Peki bu yazı ne üzerine? En sevdiğim sosyal ağ Twitter ve orada çok sayıda akademik paylaşım yapılıyor birkaç yıldır. Bu akademik paylaşımlarda sıklıkla makale yazarlığında etik dışı davranışlar, proje temelli çalışmalarda makalelere ismi eklenmek zorunda olan “para getirici”ler, hakem önyargısı, makalesi saçma gerekçelerle reddedilen akademisyenler gibi çok çeşitli olumsuzluklara şahit oluyoruz. Bu olumsuzlukların sadece Türkiye ile sınırlı olmayışı da akademinin içindeki pek çok kişide “ne olacak halimiz” endişesi doğuruyor sanırım.
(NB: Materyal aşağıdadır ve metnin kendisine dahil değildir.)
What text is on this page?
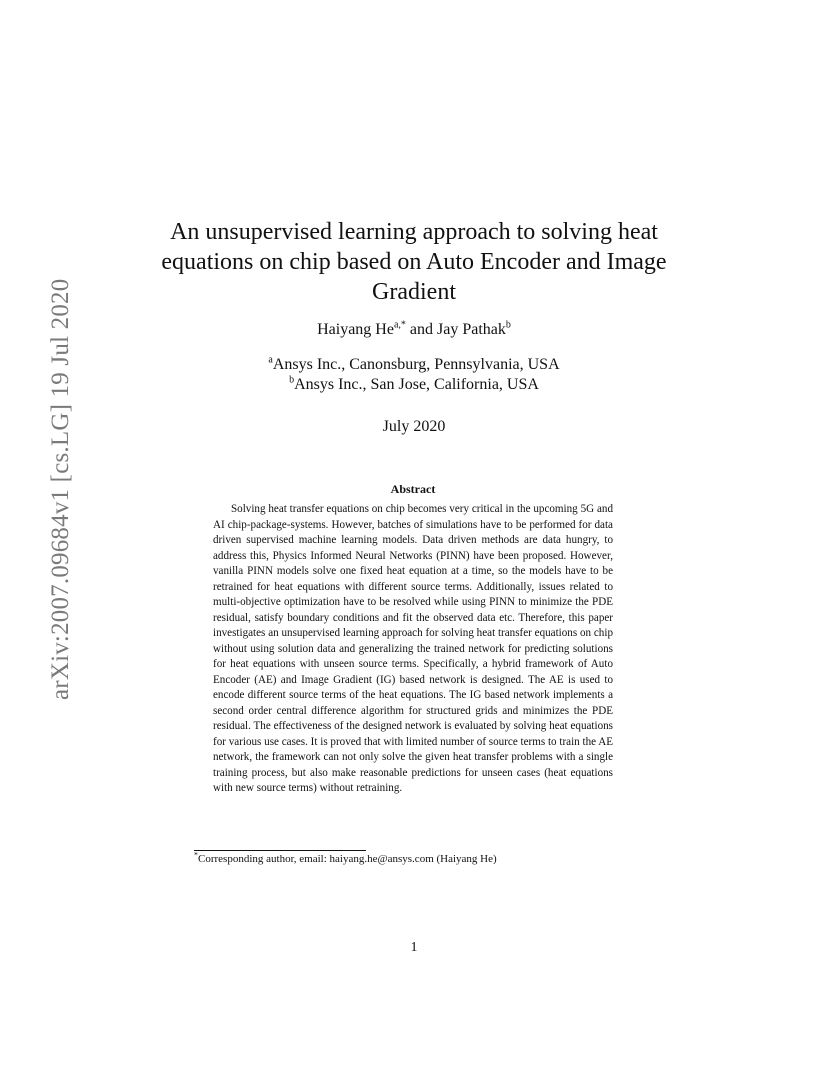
arXiv:2007.09684v1 [cs.LG] 19 Jul 2020
An unsupervised learning approach to solving heat equations on chip based on Auto Encoder and Image Gradient
Haiyang $He^{a,*}$ and Jay Pathak$^b$
$^a$Ansys Inc., Canonsburg, Pennsylvania, USA
$^b$Ansys Inc., San Jose, California, USA
July 2020
Abstract
Solving heat transfer equations on chip becomes very critical in the upcoming 5G and AI chip-package-systems. However, batches of simulations have to be performed for data driven supervised machine learning models. Data driven methods are data hungry, to address this, Physics Informed Neural Networks (PINN) have been proposed. However, vanilla PINN models solve one fixed heat equation at a time, so the models have to be retrained for heat equations with different source terms. Additionally, issues related to multi-objective optimization have to be resolved while using PINN to minimize the PDE residual, satisfy boundary conditions and fit the observed data etc. Therefore, this paper investigates an unsupervised learning approach for solving heat transfer equations on chip without using solution data and generalizing the trained network for predicting solutions for heat equations with unseen source terms. Specifically, a hybrid framework of Auto Encoder (AE) and Image Gradient (IG) based network is designed. The AE is used to encode different source terms of the heat equations. The IG based network implements a second order central difference algorithm for structured grids and minimizes the PDE residual. The effectiveness of the designed network is evaluated by solving heat equations for various use cases. It is proved that with limited number of source terms to train the AE network, the framework can not only solve the given heat transfer problems with a single training process, but also make reasonable predictions for unseen cases (heat equations with new source terms) without retraining.
*Corresponding author, email: haiyang.he@ansys.com (Haiyang He)
1
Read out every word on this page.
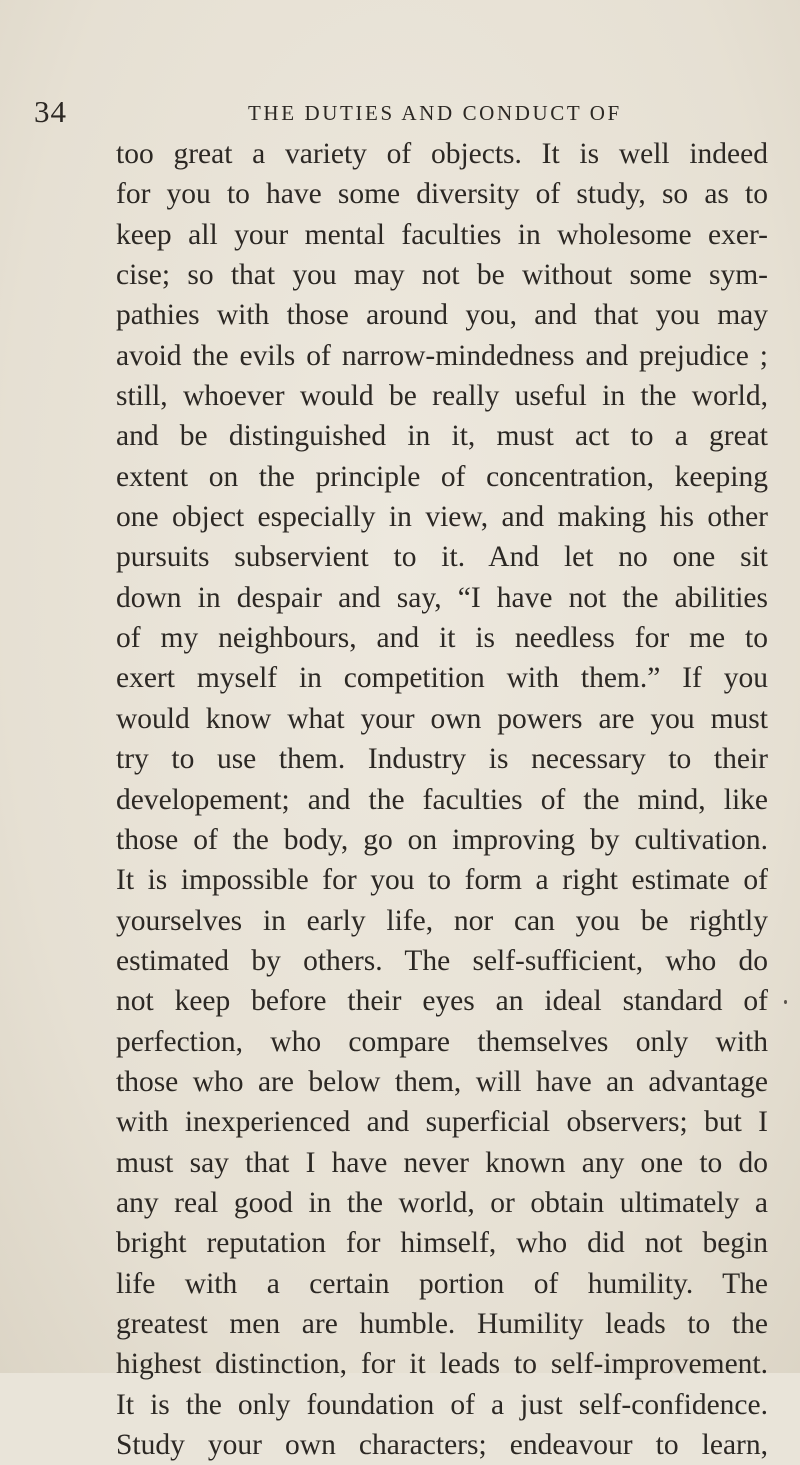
34	THE DUTIES AND CONDUCT OF
too great a variety of objects. It is well indeed
for you to have some diversity of study, so as to
keep all your mental faculties in wholesome exer-
cise; so that you may not be without some sym-
pathies with those around you, and that you may
avoid the evils of narrow-mindedness and prejudice ;
still, whoever would be really useful in the world,
and be distinguished in it, must act to a great
extent on the principle of concentration, keeping
one object especially in view, and making his other
pursuits subservient to it. And let no one sit
down in despair and say, “I have not the abilities
of my neighbours, and it is needless for me to
exert myself in competition with them.” If you
would know what your own powers are you must
try to use them. Industry is necessary to their
developement; and the faculties of the mind, like
those of the body, go on improving by cultivation.
It is impossible for you to form a right estimate of
yourselves in early life, nor can you be rightly
estimated by others. The self-sufficient, who do
not keep before their eyes an ideal standard of
perfection, who compare themselves only with
those who are below them, will have an advantage
with inexperienced and superficial observers; but I
must say that I have never known any one to do
any real good in the world, or obtain ultimately a
bright reputation for himself, who did not begin
life with a certain portion of humility. The
greatest men are humble. Humility leads to the
highest distinction, for it leads to self-improvement.
It is the only foundation of a just self-confidence.
Study your own characters; endeavour to learn,
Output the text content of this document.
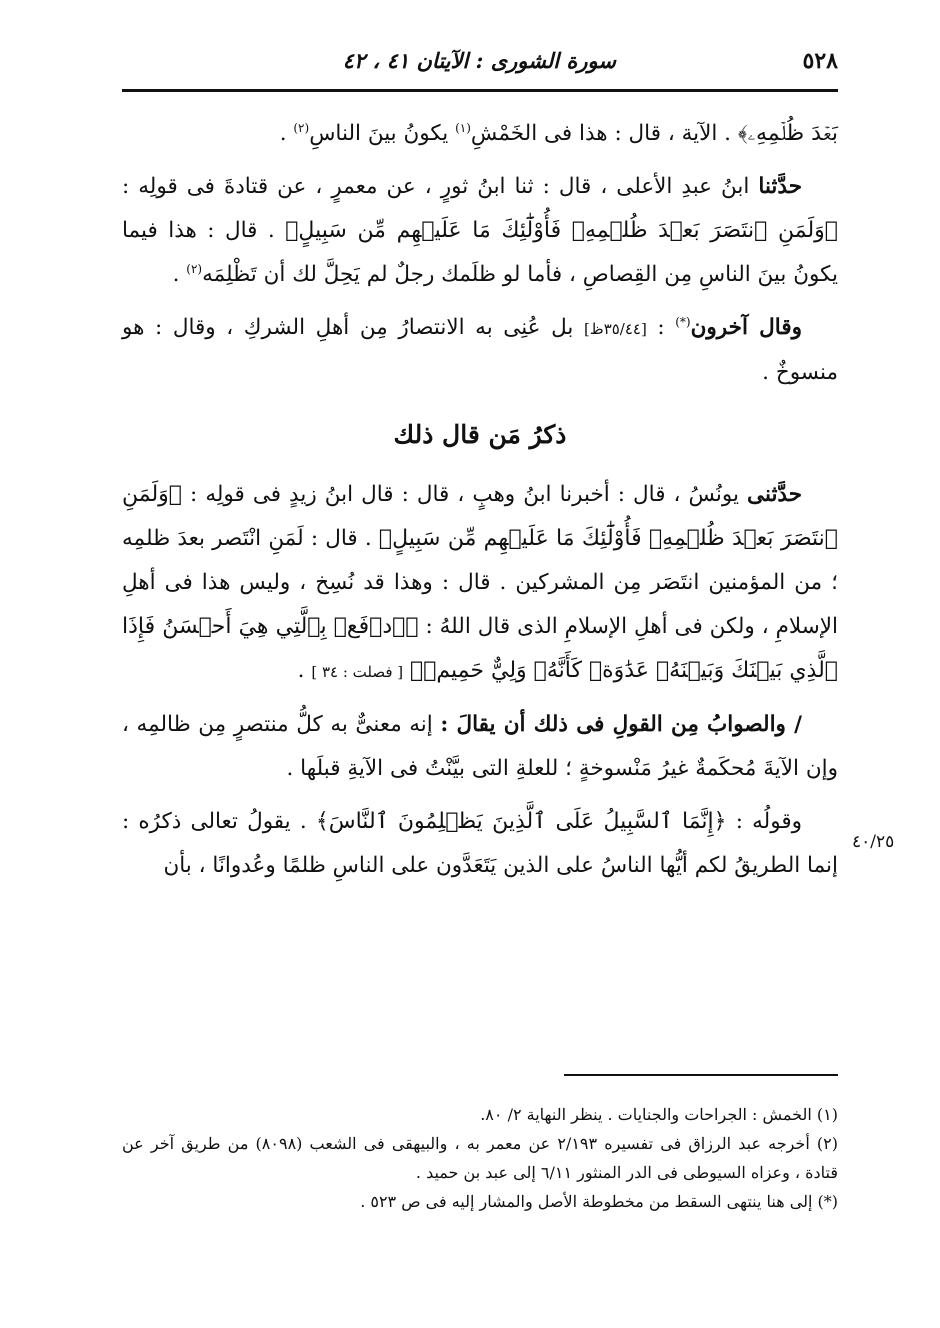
٥٢٨
سورة الشورى : الآيتان ٤١ ، ٤٢
٤٠/٢٥

بَعۡدَ ظُلۡمِهِۦ﴾ . الآية ، قال : هذا فى الخَمْشِ$^{(١)}$ يكونُ بينَ الناسِ$^{(٢)}$ .

حدَّثنا ابنُ عبدِ الأعلى ، قال : ثنا ابنُ ثورٍ ، عن معمرٍ ، عن قتادةَ فى قولِه : ﴿وَلَمَنِ ٱنتَصَرَ بَعۡدَ ظُلۡمِهِۦ فَأُوْلَٰٓئِكَ مَا عَلَيۡهِم مِّن سَبِيلٍ﴾ . قال : هذا فيما يكونُ بينَ الناسِ مِن القِصاصِ ، فأما لو ظلَمك رجلٌ لم يَحِلَّ لك أن تَظْلِمَه$^{(٢)}$ .

وقال آخرون(*) : [٣٥/٤٤ظ] بل عُنِى به الانتصارُ مِن أهلِ الشركِ ، وقال : هو منسوخٌ .

ذكرُ مَن قال ذلك

حدَّثنى يونُسُ ، قال : أخبرنا ابنُ وهبٍ ، قال : قال ابنُ زيدٍ فى قولِه : ﴿وَلَمَنِ ٱنتَصَرَ بَعۡدَ ظُلۡمِهِۦ فَأُوْلَٰٓئِكَ مَا عَلَيۡهِم مِّن سَبِيلٍ﴾ . قال : لَمَنِ انْتَصر بعدَ ظلمِه ؛ من المؤمنين انتَصَر مِن المشركين . قال : وهذا قد نُسِخ ، وليس هذا فى أهلِ الإسلامِ ، ولكن فى أهلِ الإسلامِ الذى قال اللهُ : ﴿ٱدۡفَعۡ بِٱلَّتِي هِيَ أَحۡسَنُ فَإِذَا ٱلَّذِي بَيۡنَكَ وَبَيۡنَهُۥ عَدَٰوَةٞ كَأَنَّهُۥ وَلِيٌّ حَمِيمٞ﴾ [ فصلت : ٣٤ ] .

/ والصوابُ مِن القولِ فى ذلك أن يقالَ : إنه معنىٌّ به كلُّ منتصرٍ مِن ظالمِه ، وإن الآيةَ مُحكَمةٌ غيرُ مَنْسوخةٍ ؛ للعلةِ التى بيَّنْتُ فى الآيةِ قبلَها .

وقولُه : ﴿إِنَّمَا ٱلسَّبِيلُ عَلَى ٱلَّذِينَ يَظۡلِمُونَ ٱلنَّاسَ﴾ . يقولُ تعالى ذكرُه : إنما الطريقُ لكم أيُّها الناسُ على الذين يَتَعَدَّون على الناسِ ظلمًا وعُدوانًا ، بأن

(١) الخمش : الجراحات والجنايات . ينظر النهاية ٢/ ٨٠.

(٢) أخرجه عبد الرزاق فى تفسيره ٢/١٩٣ عن معمر به ، والبيهقى فى الشعب (٨٠٩٨) من طريق آخر عن قتادة ، وعزاه السيوطى فى الدر المنثور ٦/١١ إلى عبد بن حميد .

(*) إلى هنا ينتهى السقط من مخطوطة الأصل والمشار إليه فى ص ٥٢٣ .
Gelin görün ki beni inanılmaz şaşırtan bir “araştırma grubu” yapılanması içindeyim Kasım ayından beri. Bir ütopyayı yaşıyor gibi. Her birim, her kurum, her insan, her ülke birbirinden farklı. Sanırım önemli olan doğru insanları bir araya getirebilmek. Bu yazıyı yazma amacım burada şahit olduğum bir araştırmacıyı mutlu etmeye yetecek uygulamaları kendi araştırma gruplarında yürütmek isteyenler için fikir vermek.
Söz uçar, yazı kalır…
Kasım başı Poznan’a geldim ve yerleşme telaşını atlattıktan sonra Międzychodzka 5’te 402 numaralı odada çalışmaya başladım. Başladığım ilk gün masamda 40 sayfalık bir araştırma grubu işleyiş rehberi vardı. A’dan Z’ye aklınıza gelebilecek her şey. Çalışma saatleri, tatiller, çekirdek okuma listeleri, ortak yazarlık ilkeleri, kullanılan yazılımlara yönelik ilkeler, veri yönetimine ilişkin kurallar… Aklınıza gelebilecek her şey derken abartmıyorum yani. Bu neye sebebiyet veriyor peki, kimseye dert anlatmak zorunda kalmıyorsunuz. Değişmez kurallarınız var ve bu kurallar kutsal bir kitap gibi grubunuzun tüm üyelerinin elinin altında duruyor.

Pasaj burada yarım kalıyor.